I don’t know why the crocodile cries either.
Inés’s crocodile has become a “transitional object.” As in her previous projects, the artist engages with a material element through processes of active listening and imagination, freeing it from its previous lives and endowing it with its own relational stories. To develop these new narratives, the artist attends to her transitional object and takes note of the memories, tales, and desires it whispers in her ear. In Pantano (Swamp), Inés focuses on a taxidermy piece to unravel the symbolic dimension of the crocodile figure and reweave it with a crochet needle. The works that make up the exhibition trace the birth and development of the crocodile-woman, functioning as a second skin composed of colorful crocheted scales.

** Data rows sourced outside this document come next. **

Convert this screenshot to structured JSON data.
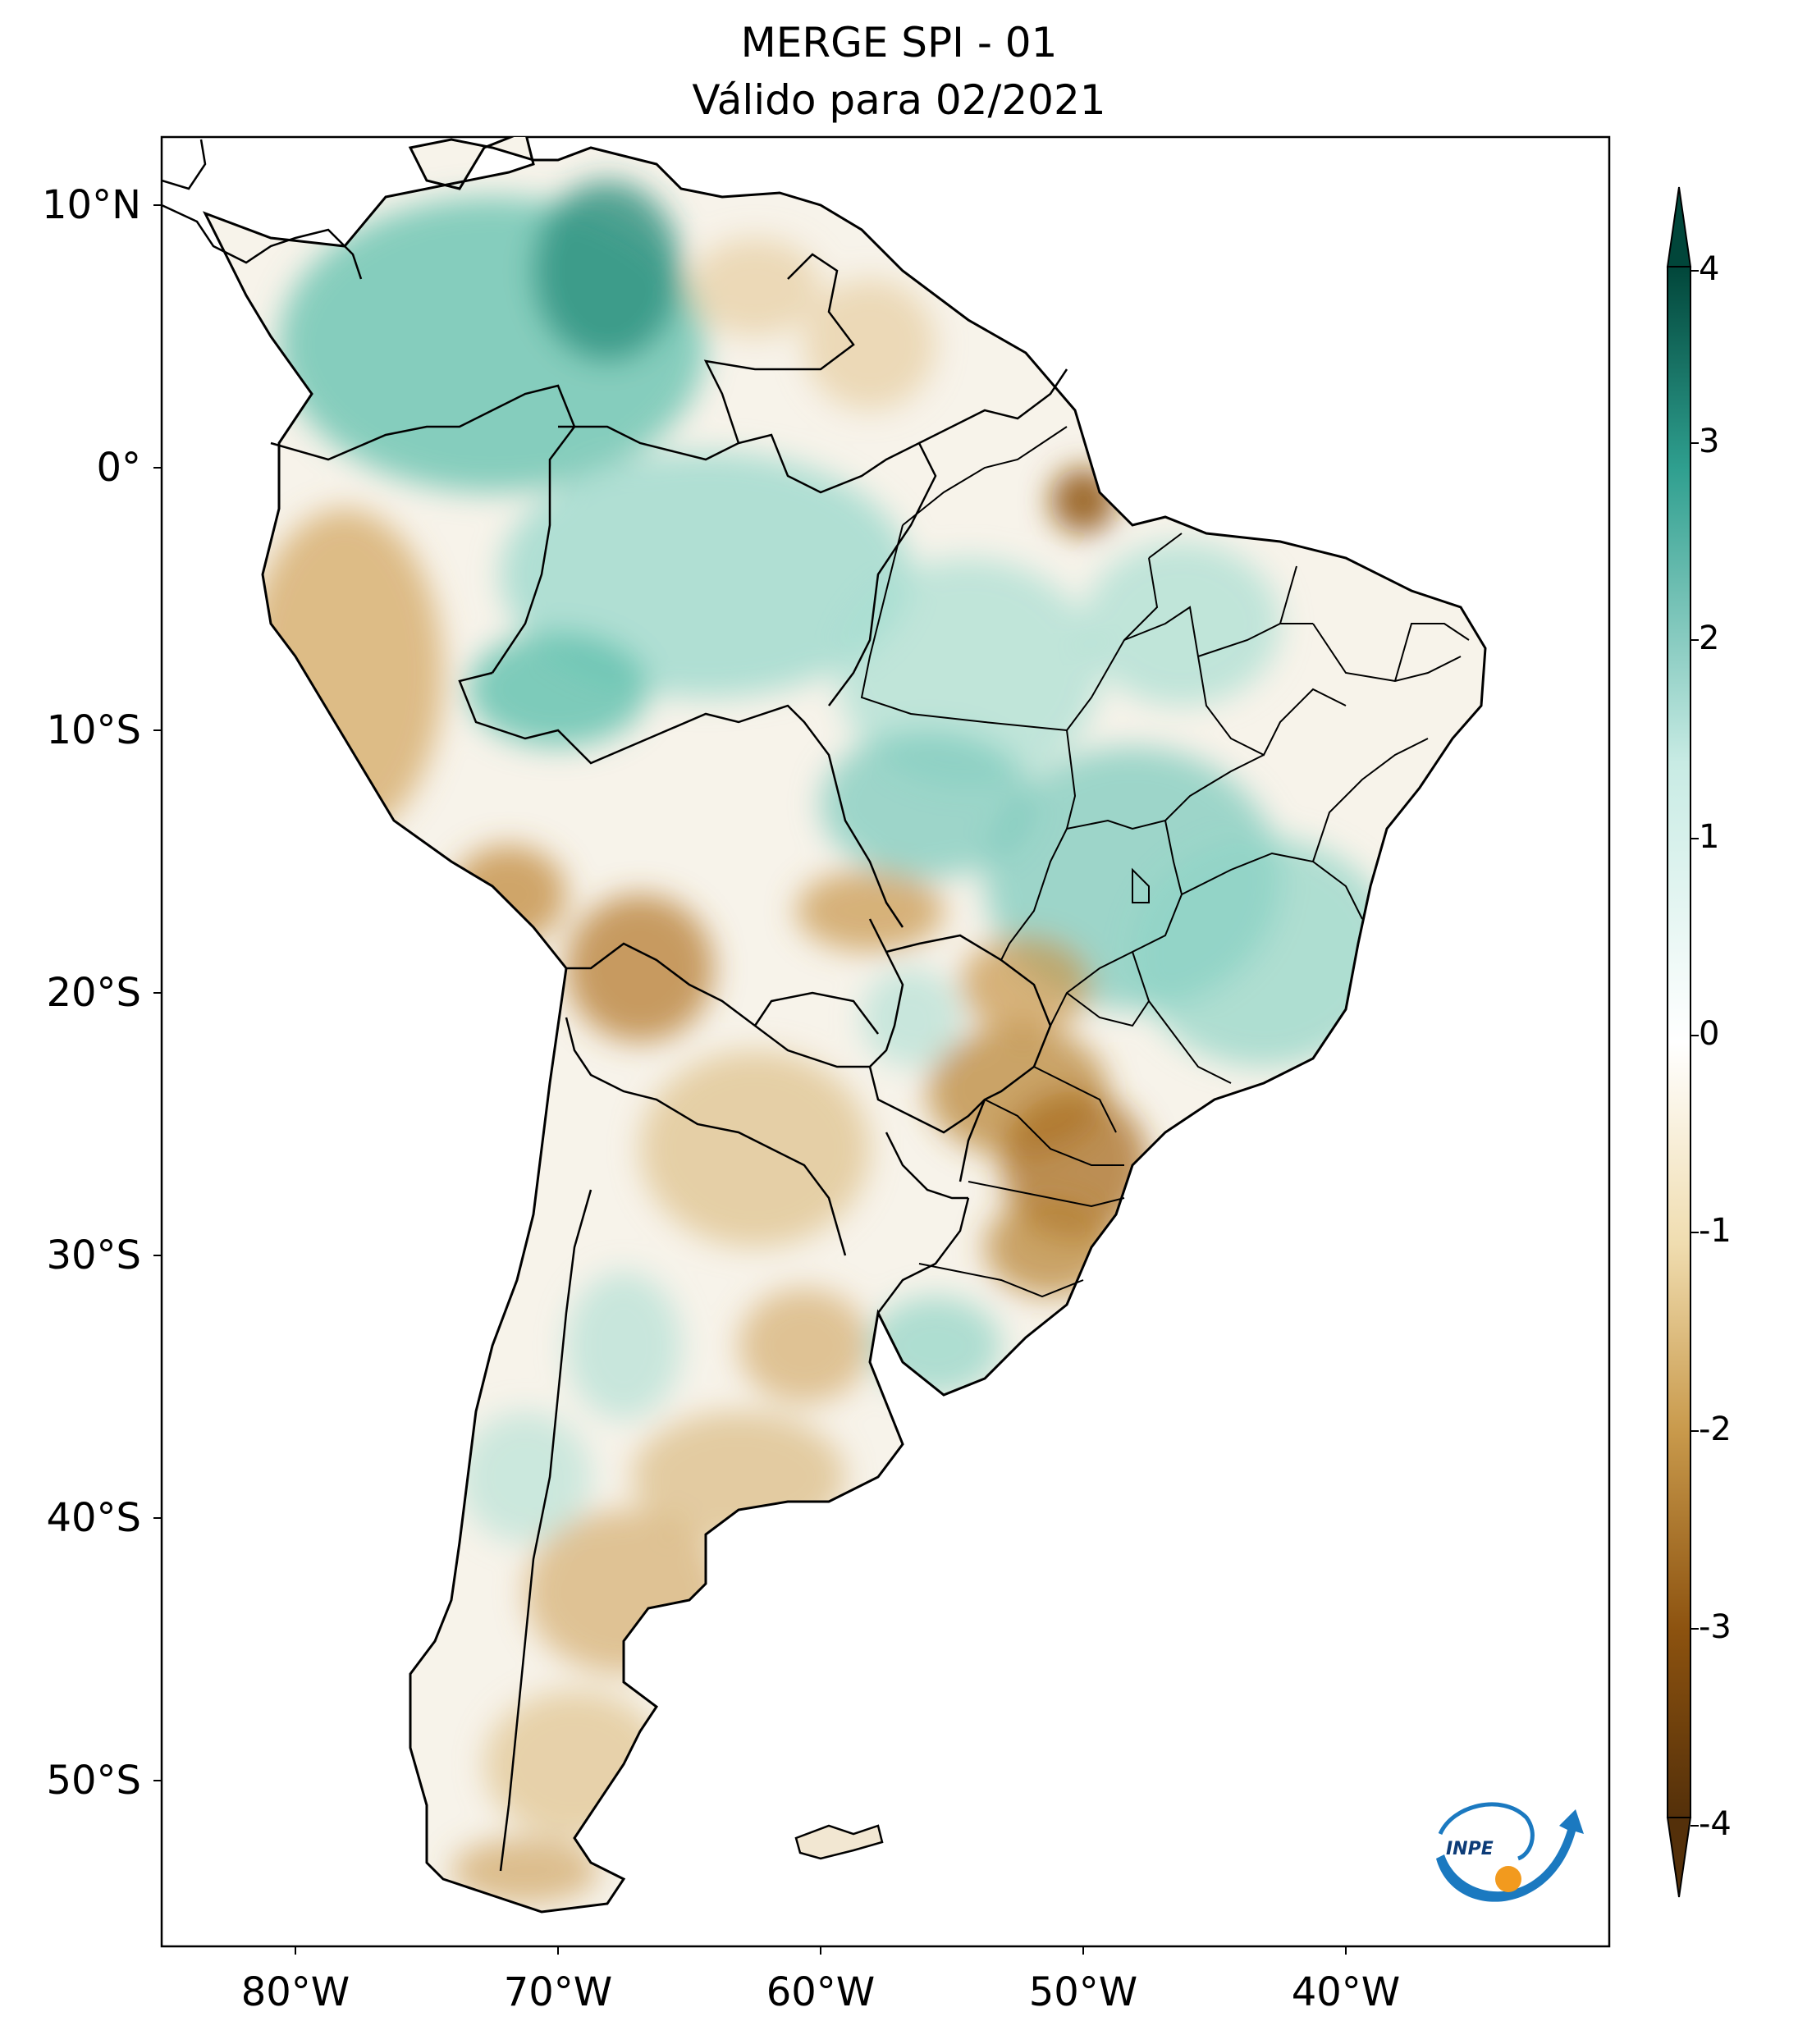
{
  "title": {
    "line1": "MERGE   SPI - 01",
    "line2": "Válido para 02/2021"
  },
  "map": {
    "region": "South America",
    "lat_labels": [
      "10°N",
      "0°",
      "10°S",
      "20°S",
      "30°S",
      "40°S",
      "50°S"
    ],
    "lon_labels": [
      "80°W",
      "70°W",
      "60°W",
      "50°W",
      "40°W"
    ],
    "logo_text": "INPE"
  },
  "colorbar": {
    "ticks": [
      "4",
      "3",
      "2",
      "1",
      "0",
      "-1",
      "-2",
      "-3",
      "-4"
    ],
    "colors": {
      "dark_teal": "#01463a",
      "teal": "#2f9f8f",
      "light_teal": "#c8ebe4",
      "white": "#ffffff",
      "light_tan": "#f0ddb0",
      "tan": "#c99a4c",
      "brown": "#8c520f",
      "dark_brown": "#54300a"
    }
  },
  "colors": {
    "land_green": "#9fdcd0",
    "land_tan": "#e6c893",
    "land_brown": "#b27a30",
    "ocean": "#ffffff",
    "border": "#000000",
    "logo_blue": "#1b79c0",
    "logo_orange": "#f29a1e"
  }
}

If my children didn’t see me, I would cry too.
With their powerful jaws, crocodiles do not chew—they bite and swallow, shaking their prey until it is torn apart. The jaws of a mother-crocodile are both transport chambers and crushing machines. To move her newborns, the mother carries them inside her mouth. Open, it is a safe cradle; closed, a tunnel with no exit.
In any case, I still don’t know why the crocodile cries.
In Pantano, hands become claws and snouts become lips. The new life of Inés’s crocodile unfolds throughout the exhibition. Allusions to the maternal concept in Lacanian psychoanalysis enter into dialogue with a message of planetary ecological urgency: Mother Nature, with her great crocodile mouth, may devour her children at any moment. Through its inverted, transparent eyelids, the crocodile cries. Perhaps for its wild memories that resist domestication. Perhaps for the maternal ravage that keeps it suspended between water and land. Surely, for its own survival.
*The titles of each section come from Inés Verdugo’s notebooks and functioned as catalysts for ideas. Therefore, this is a collaboratively written text.